Quelles leçons tire Skoko de ce match de qualification? « Nous pouvons marquer en toutes circonstances et dominer des équipes théoriquement plus fortes, surtout à domicile. Ceux qui se déplacent ici doivent savoir qu’ils seront pris à la gorge et qu’ils souffriront. Je sais à quel point il est difficile de jouer quand on se demande qui va pouvoir marquer, dans ses rangs. Nous avons de bons avants. Ils ont simplement besoin de confiance ».

Faibles en déplacement?

Faut-il gagner contre Athènes? Skoko : « Nous voulons gagner mais ce n’est pas une obligation, même si Athènes est le plus faible, sur papier, et que c’est contre lui que nous devrions prendre des points ». Dans les matches de poules, les statistiques plaident en faveur des équipes locales… Skoko: « C’est un avantage. Prague aussi était plus facile à déjouer ici car nous l’avons placé sous pression, qu’il est limité à des longs ballons et que nous avons gagné la plupart des duels ».

Ensuite, il y a la Roma, le Real… Skoko : « Jouer contre les Italiens est toujours difficile. J’ai affronté la Fiorentina avec Hajduk.
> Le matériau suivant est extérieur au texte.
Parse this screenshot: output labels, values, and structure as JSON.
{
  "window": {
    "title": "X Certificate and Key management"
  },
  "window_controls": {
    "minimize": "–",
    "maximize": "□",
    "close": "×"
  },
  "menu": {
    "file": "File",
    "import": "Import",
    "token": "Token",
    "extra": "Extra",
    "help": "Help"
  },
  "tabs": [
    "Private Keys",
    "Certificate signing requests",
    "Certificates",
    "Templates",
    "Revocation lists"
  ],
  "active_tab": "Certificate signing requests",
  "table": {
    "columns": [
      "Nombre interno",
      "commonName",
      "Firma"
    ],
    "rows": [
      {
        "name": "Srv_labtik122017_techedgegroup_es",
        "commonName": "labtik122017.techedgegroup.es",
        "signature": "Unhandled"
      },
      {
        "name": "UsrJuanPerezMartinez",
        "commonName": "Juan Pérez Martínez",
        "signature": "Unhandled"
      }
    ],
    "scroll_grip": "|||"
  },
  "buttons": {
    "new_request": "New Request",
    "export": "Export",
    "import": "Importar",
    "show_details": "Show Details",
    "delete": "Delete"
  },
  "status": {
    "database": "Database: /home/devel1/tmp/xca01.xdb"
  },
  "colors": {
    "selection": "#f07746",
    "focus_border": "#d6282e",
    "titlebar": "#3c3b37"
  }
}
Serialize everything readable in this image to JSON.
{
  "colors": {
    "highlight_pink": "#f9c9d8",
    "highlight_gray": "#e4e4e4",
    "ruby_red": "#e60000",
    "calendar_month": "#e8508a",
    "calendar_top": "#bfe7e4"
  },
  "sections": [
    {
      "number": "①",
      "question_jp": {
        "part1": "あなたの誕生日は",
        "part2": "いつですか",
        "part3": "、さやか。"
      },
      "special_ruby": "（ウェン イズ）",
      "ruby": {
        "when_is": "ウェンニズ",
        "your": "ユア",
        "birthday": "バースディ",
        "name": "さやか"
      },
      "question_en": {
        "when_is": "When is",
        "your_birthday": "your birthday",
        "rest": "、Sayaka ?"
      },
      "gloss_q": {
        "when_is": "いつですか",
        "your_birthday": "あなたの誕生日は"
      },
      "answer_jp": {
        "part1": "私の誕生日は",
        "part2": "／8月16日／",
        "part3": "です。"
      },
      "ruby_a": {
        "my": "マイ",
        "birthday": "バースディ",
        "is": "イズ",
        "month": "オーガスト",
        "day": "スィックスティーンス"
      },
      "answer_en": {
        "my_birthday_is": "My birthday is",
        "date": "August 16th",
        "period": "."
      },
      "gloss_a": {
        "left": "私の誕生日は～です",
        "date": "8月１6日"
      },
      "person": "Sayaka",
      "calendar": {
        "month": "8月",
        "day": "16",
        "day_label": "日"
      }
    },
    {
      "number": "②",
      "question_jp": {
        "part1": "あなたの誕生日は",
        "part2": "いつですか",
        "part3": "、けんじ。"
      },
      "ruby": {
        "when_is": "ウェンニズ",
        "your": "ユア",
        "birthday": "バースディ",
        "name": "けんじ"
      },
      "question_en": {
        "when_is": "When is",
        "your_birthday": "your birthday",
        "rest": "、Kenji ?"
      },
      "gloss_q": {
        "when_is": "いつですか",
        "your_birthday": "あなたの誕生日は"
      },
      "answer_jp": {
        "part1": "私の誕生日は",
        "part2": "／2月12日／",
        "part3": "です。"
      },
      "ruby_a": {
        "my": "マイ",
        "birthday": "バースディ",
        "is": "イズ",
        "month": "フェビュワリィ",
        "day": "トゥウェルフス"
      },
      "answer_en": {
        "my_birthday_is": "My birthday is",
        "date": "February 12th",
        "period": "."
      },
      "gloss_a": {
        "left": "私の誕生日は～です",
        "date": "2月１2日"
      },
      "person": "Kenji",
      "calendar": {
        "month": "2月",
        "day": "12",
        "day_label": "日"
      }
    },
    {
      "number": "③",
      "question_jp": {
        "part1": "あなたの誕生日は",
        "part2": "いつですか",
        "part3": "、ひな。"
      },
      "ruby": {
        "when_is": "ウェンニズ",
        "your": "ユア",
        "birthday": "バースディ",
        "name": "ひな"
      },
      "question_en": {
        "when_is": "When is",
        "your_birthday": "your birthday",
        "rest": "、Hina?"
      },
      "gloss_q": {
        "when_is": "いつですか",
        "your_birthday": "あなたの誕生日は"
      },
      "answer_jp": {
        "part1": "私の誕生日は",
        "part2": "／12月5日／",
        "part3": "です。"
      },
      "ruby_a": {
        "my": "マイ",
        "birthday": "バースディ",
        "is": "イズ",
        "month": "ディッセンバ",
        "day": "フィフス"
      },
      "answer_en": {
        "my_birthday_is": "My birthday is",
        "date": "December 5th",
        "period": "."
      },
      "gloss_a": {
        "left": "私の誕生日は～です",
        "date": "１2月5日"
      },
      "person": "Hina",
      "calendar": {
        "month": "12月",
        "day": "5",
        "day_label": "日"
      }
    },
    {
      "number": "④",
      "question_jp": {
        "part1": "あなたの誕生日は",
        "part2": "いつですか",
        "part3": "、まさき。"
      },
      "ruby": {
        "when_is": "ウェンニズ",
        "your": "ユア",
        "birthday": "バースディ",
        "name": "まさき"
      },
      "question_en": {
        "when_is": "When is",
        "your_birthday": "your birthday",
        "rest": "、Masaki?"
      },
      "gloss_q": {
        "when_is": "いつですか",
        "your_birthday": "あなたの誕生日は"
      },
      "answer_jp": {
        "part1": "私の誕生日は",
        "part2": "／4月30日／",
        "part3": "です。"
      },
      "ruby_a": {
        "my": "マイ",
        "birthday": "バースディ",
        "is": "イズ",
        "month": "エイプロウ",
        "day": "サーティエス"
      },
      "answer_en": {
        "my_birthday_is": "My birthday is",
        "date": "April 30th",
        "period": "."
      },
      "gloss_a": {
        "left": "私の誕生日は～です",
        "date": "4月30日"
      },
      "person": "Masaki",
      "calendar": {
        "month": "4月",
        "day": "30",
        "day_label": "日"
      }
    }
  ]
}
A domicile, nous n’avons pas réussi à marquer. Nous avons fait un nul blanc avant de nous incliner 2-1 là-bas. Chez eux, ils nous étaient supérieurs mais pas en Croatie. Les Italiens sont calculateurs, défensifs, comme s’ils n’étaient pas obligés de gagner. Nous pouvons peut-être réaliser quelque chose, même si l’AS Rome émarge à l’élite absolue. Le Real, c’est une autre paire de manches. Nous devrons profiter de ce match autant que possible. Perdre sans encaisser trop de buts serait déjà bien ».

Redoute-il les déplacements, qui ont valu de lourdes défaites à Anderlecht? Anthuenis l’a déclaré: sur ses terres, Genk peut créer pas mal de surprises mais ailleurs, il doit s’attendre à des claques.

Skoko: « Ce ne serait pas une honte. Rien ne peut l’être en Ligue des Champions. Nous avons beaucoup travaillé pour l’atteindre, bien avant la saison précédente, et nous en obtenons la récompense. Un tirage difficile est une bénédiction: tout le monde connaît nos adversaires et si nous perdons, même lourdement, personne ne sera vraiment déçu. A condition que nous ne soyons pas ridicules ».

Skoko poursuit: « Notre parcours sera réussi si nous produisons un beau jeu sans nous incliner sur des chiffres lourds. Nous serions déçus de ne pas prendre le moindre point. Mais nous ne pouvons viser plus haut qu’une troisième place. Elle est accessible avec trois, voire quatre unités ».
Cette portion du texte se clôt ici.